Bitmap Disadvantages

-          No user-customized genres.  This is the case with the ID3v1
scheme as well.  However, the baseline list of proposed genres and modifiers
is much more vast, and the freedom for creating any combination gives
choices many orders of magnitude greater than before.  Also, by having
standardized genres, you can be sure that when you import an audio file with
this scheme into your own database, the genres will mesh - no ambiguity due
to spelling, language, or word order (that is, "soundtrack rock" will equal
"rock soundtrack".)

-          Not "human readable."  The genre and modifier data is bit-coded,
so if a user were to open such a file with a text viewer/editor, they'd have
difficulty making sense of it.  However, most users never have the need to,
know how to, or want to open audio files with a text editor.  They'll use
software designed for viewing and editing the tags.  Also, coded in hex,
this could easily exist with an XML framework, if need be.

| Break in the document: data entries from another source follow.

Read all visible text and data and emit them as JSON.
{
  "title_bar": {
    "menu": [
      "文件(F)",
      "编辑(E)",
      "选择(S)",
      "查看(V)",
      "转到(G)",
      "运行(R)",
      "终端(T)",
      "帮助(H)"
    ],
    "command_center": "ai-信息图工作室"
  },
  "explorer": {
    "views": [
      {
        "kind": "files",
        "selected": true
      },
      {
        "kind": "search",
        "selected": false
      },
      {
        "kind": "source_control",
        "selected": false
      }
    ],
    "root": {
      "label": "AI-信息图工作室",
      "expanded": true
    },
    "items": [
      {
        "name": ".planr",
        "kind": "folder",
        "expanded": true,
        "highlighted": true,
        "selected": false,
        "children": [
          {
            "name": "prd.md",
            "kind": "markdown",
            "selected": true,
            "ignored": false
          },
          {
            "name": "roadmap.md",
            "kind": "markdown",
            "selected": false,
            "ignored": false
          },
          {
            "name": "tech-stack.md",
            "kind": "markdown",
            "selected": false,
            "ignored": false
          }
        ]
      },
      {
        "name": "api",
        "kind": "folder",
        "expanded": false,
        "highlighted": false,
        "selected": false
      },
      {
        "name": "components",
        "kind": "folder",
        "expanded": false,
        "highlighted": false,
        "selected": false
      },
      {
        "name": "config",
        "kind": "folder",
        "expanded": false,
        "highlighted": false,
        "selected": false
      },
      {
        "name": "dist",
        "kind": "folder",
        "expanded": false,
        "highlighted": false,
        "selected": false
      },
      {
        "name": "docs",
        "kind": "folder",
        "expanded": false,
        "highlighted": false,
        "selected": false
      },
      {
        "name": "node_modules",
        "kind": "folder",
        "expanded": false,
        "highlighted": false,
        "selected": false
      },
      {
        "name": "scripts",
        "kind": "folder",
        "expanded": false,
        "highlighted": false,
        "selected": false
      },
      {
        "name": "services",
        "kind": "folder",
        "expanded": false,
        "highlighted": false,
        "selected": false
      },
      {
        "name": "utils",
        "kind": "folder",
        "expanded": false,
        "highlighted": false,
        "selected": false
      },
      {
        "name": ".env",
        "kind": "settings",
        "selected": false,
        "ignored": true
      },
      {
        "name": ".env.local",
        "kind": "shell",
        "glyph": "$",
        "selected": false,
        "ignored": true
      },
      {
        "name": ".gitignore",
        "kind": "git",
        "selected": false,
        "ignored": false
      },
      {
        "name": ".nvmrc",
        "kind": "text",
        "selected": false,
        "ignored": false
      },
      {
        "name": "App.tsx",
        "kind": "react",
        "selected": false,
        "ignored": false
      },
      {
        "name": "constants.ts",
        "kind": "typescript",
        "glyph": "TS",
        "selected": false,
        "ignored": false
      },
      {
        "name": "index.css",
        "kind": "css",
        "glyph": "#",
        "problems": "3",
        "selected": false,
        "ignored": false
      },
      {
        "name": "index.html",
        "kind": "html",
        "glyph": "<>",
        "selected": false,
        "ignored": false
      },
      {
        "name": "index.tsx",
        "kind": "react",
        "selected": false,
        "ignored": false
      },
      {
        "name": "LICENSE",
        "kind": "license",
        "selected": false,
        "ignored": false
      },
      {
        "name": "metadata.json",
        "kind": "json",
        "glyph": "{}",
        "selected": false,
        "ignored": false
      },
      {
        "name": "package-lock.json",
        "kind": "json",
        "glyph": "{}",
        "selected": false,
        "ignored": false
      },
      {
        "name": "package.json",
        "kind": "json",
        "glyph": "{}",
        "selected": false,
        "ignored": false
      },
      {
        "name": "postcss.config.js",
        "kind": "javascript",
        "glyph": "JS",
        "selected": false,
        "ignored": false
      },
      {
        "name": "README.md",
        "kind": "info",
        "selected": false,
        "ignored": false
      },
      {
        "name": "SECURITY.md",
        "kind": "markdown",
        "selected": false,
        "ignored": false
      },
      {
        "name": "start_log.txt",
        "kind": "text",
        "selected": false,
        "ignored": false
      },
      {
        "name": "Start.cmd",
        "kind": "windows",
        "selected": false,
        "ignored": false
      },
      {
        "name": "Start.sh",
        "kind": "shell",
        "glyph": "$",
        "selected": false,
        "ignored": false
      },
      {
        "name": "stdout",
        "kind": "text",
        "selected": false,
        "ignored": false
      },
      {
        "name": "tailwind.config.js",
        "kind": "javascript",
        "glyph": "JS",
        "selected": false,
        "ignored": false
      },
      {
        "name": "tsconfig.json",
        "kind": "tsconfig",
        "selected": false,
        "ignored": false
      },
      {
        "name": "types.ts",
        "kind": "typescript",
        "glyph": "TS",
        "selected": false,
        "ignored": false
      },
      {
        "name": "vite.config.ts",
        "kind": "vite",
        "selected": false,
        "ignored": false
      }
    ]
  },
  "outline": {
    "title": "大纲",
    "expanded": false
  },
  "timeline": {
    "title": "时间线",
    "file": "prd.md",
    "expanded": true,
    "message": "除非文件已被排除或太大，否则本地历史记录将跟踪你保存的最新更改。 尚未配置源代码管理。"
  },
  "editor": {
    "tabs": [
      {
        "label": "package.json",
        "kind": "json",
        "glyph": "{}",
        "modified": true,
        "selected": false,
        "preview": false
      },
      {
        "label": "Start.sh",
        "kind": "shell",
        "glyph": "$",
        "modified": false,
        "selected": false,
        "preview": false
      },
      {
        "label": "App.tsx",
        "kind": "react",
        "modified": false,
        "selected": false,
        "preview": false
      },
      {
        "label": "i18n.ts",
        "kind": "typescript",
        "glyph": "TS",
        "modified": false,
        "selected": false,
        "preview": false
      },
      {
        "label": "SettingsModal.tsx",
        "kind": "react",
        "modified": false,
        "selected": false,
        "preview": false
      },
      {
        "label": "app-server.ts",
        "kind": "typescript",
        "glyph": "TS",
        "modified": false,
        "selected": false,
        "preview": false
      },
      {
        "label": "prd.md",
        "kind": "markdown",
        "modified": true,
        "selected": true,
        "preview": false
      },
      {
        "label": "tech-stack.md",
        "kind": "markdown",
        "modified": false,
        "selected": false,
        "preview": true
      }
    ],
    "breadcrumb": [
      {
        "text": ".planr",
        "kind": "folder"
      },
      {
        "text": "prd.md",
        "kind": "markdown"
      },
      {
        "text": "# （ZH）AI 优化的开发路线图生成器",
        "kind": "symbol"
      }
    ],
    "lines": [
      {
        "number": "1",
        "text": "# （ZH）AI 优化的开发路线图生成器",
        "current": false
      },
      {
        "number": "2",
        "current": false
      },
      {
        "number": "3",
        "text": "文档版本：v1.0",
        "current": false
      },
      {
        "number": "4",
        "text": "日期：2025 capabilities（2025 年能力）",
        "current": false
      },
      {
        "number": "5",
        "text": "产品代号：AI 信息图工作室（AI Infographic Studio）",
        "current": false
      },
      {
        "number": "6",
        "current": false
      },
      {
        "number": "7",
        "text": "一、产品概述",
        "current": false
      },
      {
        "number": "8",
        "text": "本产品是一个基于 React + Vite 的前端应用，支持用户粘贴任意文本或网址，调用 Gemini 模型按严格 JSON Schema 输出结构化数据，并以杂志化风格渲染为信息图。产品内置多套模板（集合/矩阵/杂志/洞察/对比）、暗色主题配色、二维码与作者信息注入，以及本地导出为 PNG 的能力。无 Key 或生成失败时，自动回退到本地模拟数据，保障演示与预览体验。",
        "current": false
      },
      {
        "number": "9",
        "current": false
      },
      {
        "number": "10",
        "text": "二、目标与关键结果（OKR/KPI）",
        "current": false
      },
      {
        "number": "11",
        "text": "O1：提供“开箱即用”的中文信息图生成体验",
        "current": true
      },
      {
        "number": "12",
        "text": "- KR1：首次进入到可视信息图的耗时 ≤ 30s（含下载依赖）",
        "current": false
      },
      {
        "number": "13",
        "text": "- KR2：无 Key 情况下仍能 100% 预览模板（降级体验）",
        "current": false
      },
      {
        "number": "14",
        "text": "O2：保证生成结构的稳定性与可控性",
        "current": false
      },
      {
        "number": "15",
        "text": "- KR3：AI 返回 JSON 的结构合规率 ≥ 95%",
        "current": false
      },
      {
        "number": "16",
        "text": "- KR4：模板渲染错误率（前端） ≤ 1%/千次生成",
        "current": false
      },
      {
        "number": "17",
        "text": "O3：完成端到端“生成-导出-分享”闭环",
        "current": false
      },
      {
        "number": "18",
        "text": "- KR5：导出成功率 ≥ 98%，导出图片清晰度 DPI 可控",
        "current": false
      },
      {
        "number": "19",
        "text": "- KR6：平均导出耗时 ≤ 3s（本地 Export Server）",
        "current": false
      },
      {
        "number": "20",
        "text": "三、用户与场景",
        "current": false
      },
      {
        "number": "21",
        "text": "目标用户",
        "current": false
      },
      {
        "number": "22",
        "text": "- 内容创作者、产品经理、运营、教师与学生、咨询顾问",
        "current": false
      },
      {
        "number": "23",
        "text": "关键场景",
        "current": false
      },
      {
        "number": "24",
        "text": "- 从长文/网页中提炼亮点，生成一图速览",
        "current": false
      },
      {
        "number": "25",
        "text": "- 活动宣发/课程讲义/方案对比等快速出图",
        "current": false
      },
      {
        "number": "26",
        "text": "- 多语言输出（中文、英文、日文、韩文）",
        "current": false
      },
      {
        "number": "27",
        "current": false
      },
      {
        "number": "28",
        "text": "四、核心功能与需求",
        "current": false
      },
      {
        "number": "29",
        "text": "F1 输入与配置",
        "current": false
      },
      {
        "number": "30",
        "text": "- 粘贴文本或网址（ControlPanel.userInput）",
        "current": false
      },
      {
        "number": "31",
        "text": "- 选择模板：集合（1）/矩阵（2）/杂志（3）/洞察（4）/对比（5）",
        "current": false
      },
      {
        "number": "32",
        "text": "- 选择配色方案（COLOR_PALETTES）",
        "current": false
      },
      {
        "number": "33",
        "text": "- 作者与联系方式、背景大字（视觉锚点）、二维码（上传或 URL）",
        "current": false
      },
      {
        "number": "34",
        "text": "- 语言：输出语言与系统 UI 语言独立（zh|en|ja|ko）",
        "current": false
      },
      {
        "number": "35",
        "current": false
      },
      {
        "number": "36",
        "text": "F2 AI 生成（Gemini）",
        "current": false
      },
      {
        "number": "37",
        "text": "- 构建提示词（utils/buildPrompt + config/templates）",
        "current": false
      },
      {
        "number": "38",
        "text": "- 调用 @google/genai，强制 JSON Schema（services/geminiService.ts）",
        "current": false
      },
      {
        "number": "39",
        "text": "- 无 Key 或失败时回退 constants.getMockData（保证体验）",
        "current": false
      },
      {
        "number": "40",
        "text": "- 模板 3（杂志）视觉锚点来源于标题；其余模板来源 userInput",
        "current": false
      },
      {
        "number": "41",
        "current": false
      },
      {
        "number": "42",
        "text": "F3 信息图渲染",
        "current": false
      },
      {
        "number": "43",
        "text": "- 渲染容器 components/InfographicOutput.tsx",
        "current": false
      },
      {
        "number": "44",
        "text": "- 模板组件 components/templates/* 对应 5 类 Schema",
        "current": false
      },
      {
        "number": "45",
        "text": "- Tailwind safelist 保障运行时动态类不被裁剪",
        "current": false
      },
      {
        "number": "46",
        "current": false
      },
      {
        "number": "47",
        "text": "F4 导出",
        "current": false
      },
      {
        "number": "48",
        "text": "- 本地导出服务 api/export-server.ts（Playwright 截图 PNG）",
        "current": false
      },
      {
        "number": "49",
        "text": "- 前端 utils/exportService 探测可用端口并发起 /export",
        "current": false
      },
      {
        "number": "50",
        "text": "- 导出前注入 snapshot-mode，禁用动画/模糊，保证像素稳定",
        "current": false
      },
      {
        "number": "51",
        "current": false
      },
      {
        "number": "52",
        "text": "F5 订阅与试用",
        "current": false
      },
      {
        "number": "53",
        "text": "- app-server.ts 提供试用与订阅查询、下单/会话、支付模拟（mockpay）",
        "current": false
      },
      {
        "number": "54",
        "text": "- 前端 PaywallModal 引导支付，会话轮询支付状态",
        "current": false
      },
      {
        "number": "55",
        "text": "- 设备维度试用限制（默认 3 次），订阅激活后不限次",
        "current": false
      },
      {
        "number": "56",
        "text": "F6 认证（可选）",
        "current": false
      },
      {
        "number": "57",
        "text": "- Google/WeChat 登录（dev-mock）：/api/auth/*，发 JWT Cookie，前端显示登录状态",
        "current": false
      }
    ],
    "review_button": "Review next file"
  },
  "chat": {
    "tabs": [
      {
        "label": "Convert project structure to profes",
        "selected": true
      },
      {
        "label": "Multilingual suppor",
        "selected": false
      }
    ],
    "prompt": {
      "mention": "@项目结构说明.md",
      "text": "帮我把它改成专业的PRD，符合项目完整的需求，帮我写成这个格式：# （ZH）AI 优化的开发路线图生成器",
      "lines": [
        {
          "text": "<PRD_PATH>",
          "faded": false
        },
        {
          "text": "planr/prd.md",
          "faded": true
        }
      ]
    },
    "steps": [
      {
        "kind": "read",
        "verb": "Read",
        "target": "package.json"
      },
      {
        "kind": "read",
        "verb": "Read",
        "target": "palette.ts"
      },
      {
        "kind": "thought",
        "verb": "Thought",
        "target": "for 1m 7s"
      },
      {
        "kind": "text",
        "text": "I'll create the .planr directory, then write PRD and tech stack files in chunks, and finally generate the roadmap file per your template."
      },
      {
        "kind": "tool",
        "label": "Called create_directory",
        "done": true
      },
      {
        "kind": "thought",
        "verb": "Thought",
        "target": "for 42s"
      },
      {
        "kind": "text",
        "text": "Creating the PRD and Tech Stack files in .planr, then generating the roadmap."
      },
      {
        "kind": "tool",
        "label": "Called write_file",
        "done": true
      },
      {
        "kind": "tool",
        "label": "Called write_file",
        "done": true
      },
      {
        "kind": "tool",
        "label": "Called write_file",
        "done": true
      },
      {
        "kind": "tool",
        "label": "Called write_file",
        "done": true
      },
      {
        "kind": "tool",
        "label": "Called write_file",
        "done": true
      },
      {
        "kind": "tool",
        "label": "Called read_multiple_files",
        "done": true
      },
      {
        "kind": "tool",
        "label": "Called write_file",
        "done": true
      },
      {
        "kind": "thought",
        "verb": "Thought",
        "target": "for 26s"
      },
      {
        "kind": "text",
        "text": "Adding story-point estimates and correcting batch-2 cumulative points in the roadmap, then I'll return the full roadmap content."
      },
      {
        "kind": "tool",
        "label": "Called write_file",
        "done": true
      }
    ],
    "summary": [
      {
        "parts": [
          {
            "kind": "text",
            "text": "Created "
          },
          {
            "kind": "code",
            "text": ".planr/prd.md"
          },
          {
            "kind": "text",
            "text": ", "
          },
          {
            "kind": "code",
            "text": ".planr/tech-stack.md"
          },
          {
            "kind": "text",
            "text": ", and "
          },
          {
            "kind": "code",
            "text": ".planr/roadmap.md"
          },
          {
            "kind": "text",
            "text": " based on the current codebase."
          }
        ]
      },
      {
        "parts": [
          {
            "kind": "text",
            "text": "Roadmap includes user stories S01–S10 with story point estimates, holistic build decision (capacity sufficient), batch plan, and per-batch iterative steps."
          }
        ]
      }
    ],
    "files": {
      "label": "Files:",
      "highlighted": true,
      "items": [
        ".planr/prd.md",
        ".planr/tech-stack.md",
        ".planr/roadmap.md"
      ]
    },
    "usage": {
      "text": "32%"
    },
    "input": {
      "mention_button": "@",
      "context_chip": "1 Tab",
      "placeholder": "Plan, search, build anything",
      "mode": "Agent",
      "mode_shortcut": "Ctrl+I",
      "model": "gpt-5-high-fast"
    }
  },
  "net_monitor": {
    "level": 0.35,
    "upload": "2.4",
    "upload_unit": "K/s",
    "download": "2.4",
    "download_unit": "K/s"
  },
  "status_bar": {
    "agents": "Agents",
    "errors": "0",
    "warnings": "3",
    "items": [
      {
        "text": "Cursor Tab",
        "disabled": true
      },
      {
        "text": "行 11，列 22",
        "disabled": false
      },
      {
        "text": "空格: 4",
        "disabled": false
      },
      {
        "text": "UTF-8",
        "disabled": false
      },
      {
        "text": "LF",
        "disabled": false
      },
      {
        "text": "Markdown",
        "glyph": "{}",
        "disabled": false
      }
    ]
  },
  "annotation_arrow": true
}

-          Always consumes 150 bytes.  From a relative point-of-view, this
is a big increase. This is a lot more than the 1 byte for ID3v1.  However,
from an absolute viewpoint, this isn't much.  For a user with ten-thousand
MP3s, the total impact byte-wise is 1.5 megs.  Using my collection of
slightly more than ten-thousand MP3s as an example, it consumes just over
forty gigabytes of disk space.  1.5 megs of additional space amounts to a
percentage increase of less than 4 one-thousandths of one percent.